A couple of months ago Michele St. Peter had tickets to a Buddy Holly and Roy Orbison concert that she couldn’t use and gave to me. Buddy Holly and Roy Orbison? Aren’t they dead? Yes, they are, but through the magic of technology they have been brought back as holograms. With much curiosity, Kerren Berz and I went to check it out. The music was terrific (a small live band played along with recorded music of the “stars”). The figures of Buddy and Roy were technological marvels. But though they were lifelike, something was missing. After the show, Kerren and I talked about what that was, and Kerren put her finger on it. There was no energy coming from the stage. In concerts, the audience receives energy from the performers, and the performers receive energy from the audience. With a stage of hologram figures that energy was not there. As good as the music was, the performance was flat.

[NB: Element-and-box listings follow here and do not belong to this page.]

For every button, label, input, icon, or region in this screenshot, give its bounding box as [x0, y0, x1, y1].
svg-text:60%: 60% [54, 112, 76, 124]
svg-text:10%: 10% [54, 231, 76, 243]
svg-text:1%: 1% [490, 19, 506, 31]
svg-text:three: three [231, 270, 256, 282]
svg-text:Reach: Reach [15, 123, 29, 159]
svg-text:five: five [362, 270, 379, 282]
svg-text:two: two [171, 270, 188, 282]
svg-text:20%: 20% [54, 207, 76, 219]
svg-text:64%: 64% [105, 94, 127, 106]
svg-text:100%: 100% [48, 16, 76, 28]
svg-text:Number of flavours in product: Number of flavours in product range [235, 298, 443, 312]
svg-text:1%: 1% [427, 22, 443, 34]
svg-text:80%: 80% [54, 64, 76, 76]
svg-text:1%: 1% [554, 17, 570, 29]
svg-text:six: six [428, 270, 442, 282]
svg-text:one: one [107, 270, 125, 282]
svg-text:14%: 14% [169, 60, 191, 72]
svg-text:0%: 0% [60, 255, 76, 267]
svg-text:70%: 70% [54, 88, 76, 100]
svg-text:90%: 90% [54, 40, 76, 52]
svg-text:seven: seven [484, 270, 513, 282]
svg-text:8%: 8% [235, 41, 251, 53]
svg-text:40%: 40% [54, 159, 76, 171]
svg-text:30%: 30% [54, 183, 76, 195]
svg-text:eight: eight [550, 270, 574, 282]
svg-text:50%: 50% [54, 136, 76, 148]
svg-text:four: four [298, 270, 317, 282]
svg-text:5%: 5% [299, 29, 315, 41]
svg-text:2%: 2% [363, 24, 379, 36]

These last weeks of live streamed church may feel a bit that way. Certainly there is an energy present in the church that is missing in streaming services. One reason I prefer streaming from our dining room instead of the empty church is that it feels more intimate than being in the big empty sanctuary. The empty room is lifeless without you there. There’s no energy, no instant connection or feedback.
All of this is to say that in a “normal” service, today you would have had the chance to talk to our guest musician and preacher. They would have received energy from you, been able to greet you after the service. I’m sure they both miss that. So if you would like to contact them to say you enjoyed the music, or were touched by the sermon, please do. I know they’d be happy to hear from you.
And I forgot to mention it today, but happy Mother’s Day to all of you who are, or who have, mothers!